Parma wartet – und thurams geburtsstadt auch
Am Sonntag gastiert Parma im Giuseppe-Meazza. Für Thuram ist es ein Heimspiel im wahrsten Sinne: Er wurde 1997 dort geboren, wo seine Mutter während Papas Engagement für den Klub lebte. „Ich kenne jeden Zentimeter dieses Rasens“, sagt er, „aber wenn es 0:0 steht, werde ich trotzdem das Netz zerreißen.“ Ein Sieg reicht, um die 20. Scudetto perfekt zu machen – unabhängig von allem, was in Bergamo, Rom oder Neapel passiert.
Inter hat Thuram inzwischen mit einer Gehaltserhöhung bis 2029 ausgestattet, die Ausstiegsklauselsteigt auf 120 Millionen Euro. Klubboss Giuseppe Marotta nennt ihn „nicht verkäuflich – außer jemand zahlt in Bitcoin“. Die Fans haben bereits ein neues Lied gelernt: „Thu-La ohne Lau-Lau“, eine Hommage an das einstige Sturmduo Thuram-Lautaro, das jetzt kurzfristig zum Solo wird.

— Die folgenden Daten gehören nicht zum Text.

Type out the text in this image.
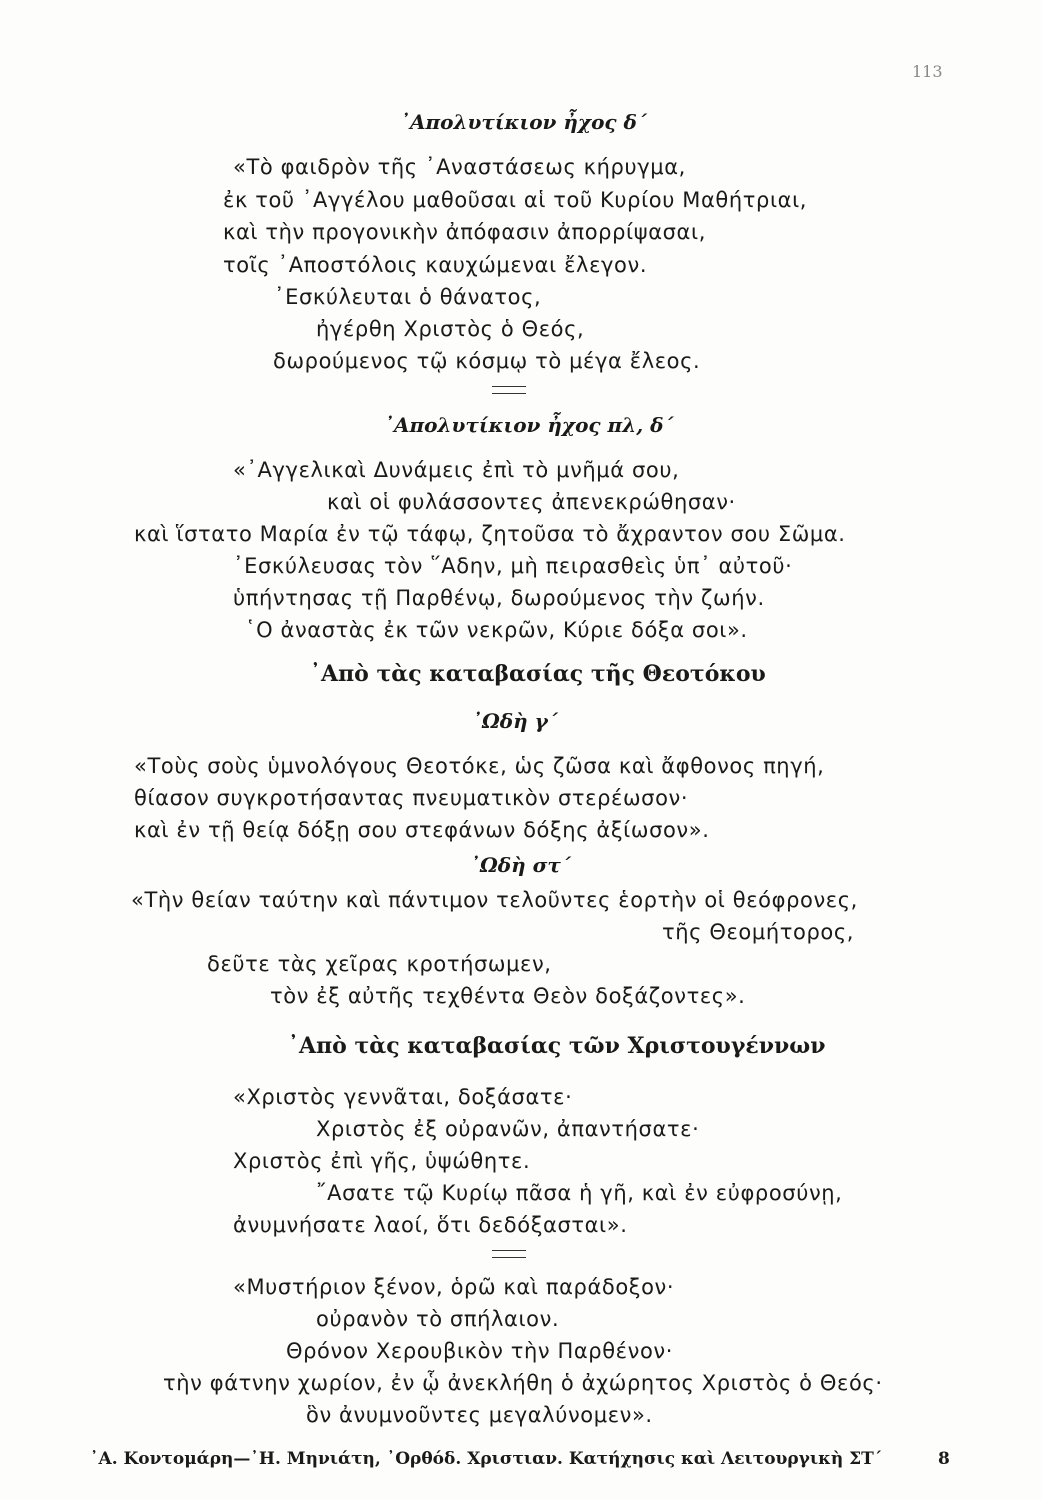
113
᾿Απολυτίκιον ἦχος δ΄
«Τὸ φαιδρὸν τῆς ᾿Αναστάσεως κήρυγμα,
ἐκ τοῦ ᾿Αγγέλου μαθοῦσαι αἱ τοῦ Κυρίου Μαθήτριαι,
καὶ τὴν προγονικὴν ἀπόφασιν ἀπορρίψασαι,
τοῖς ᾿Αποστόλοις καυχώμεναι ἔλεγον.
᾿Εσκύλευται ὁ θάνατος,
ἠγέρθη Χριστὸς ὁ Θεός,
δωρούμενος τῷ κόσμῳ τὸ μέγα ἔλεος.
᾿Απολυτίκιον ἦχος πλ, δ΄
«᾿Αγγελικαὶ Δυνάμεις ἐπὶ τὸ μνῆμά σου,
καὶ οἱ φυλάσσοντες ἀπενεκρώθησαν·
καὶ ἵστατο Μαρία ἐν τῷ τάφῳ, ζητοῦσα τὸ ἄχραντον σου Σῶμα.
᾿Εσκύλευσας τὸν ῞Αδην, μὴ πειρασθεὶς ὑπ᾿ αὐτοῦ·
ὑπήντησας τῇ Παρθένῳ, δωρούμενος τὴν ζωήν.
῾Ο ἀναστὰς ἐκ τῶν νεκρῶν, Κύριε δόξα σοι».
᾿Απὸ τὰς καταβασίας τῆς Θεοτόκου
᾿Ωδὴ γ΄
«Τοὺς σοὺς ὑμνολόγους Θεοτόκε, ὡς ζῶσα καὶ ἄφθονος πηγή,
θίασον συγκροτήσαντας πνευματικὸν στερέωσον·
καὶ ἐν τῇ θείᾳ δόξῃ σου στεφάνων δόξης ἀξίωσον».
᾿Ωδὴ στ΄
«Τὴν θείαν ταύτην καὶ πάντιμον τελοῦντες ἑορτὴν οἱ θεόφρονες,
τῆς Θεομήτορος,
δεῦτε τὰς χεῖρας κροτήσωμεν,
τὸν ἐξ αὐτῆς τεχθέντα Θεὸν δοξάζοντες».
᾿Απὸ τὰς καταβασίας τῶν Χριστουγέννων
«Χριστὸς γεννᾶται, δοξάσατε·
Χριστὸς ἐξ οὐρανῶν, ἀπαντήσατε·
Χριστὸς ἐπὶ γῆς, ὑψώθητε.
῎Ασατε τῷ Κυρίῳ πᾶσα ἡ γῆ, καὶ ἐν εὐφροσύνῃ,
ἀνυμνήσατε λαοί, ὅτι δεδόξασται».
«Μυστήριον ξένον, ὁρῶ καὶ παράδοξον·
οὐρανὸν τὸ σπήλαιον.
Θρόνον Χερουβικὸν τὴν Παρθένον·
τὴν φάτνην χωρίον, ἐν ᾧ ἀνεκλήθη ὁ ἀχώρητος Χριστὸς ὁ Θεός·
ὃν ἀνυμνοῦντες μεγαλύνομεν».
᾿Α. Κοντομάρη—᾿Η. Μηνιάτη, ᾿Ορθόδ. Χριστιαν. Κατήχησις καὶ Λειτουργικὴ ΣΤ΄	8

Der Winter war kalt, Thuram frostelte durch sieben Partien ohne Tor. Dann kam die Länderspielpause, ein Doppelpack für Frankreich gegen Chile, und plötzlich lief der Motor wieder auf Hochtouren. „Ich habe in den Osterferien jeden Tag 200 Kopfbälle trainiert“, verrät er. Die Zahlen sprechen: Seit April traf er in jedem zweiten Spiel. Wer jetzt noch behauptet, Thuram sei nur schnell, bekommt eine Kopfballstatistik um die Ohren gehauen.
Die Meisterschaft ist keine Frage mehr, nur noch eine Formsache. Thuram wird sie mit dem Kopfstoß seines Lebens krönen – und mit einem Kuss auf Dimarcos Stiefel, der längst Kultstatus erreicht hat. Die Curva Nord plant bereits ein großes Choreo: Thuram als Gladiator, Dimarco als Bogenschütze. Pfeil und Bogen treffen Herz und Netz. Mailand zittert vor Vorfreude, Parma wird zum Schauplatz der Krönung. Und Thuram? Der lächelt nur, schaut Richtung Tribüne und weiß: In sieben Tagen ist er nicht mehr nur Torschütze – dann ist er Legende.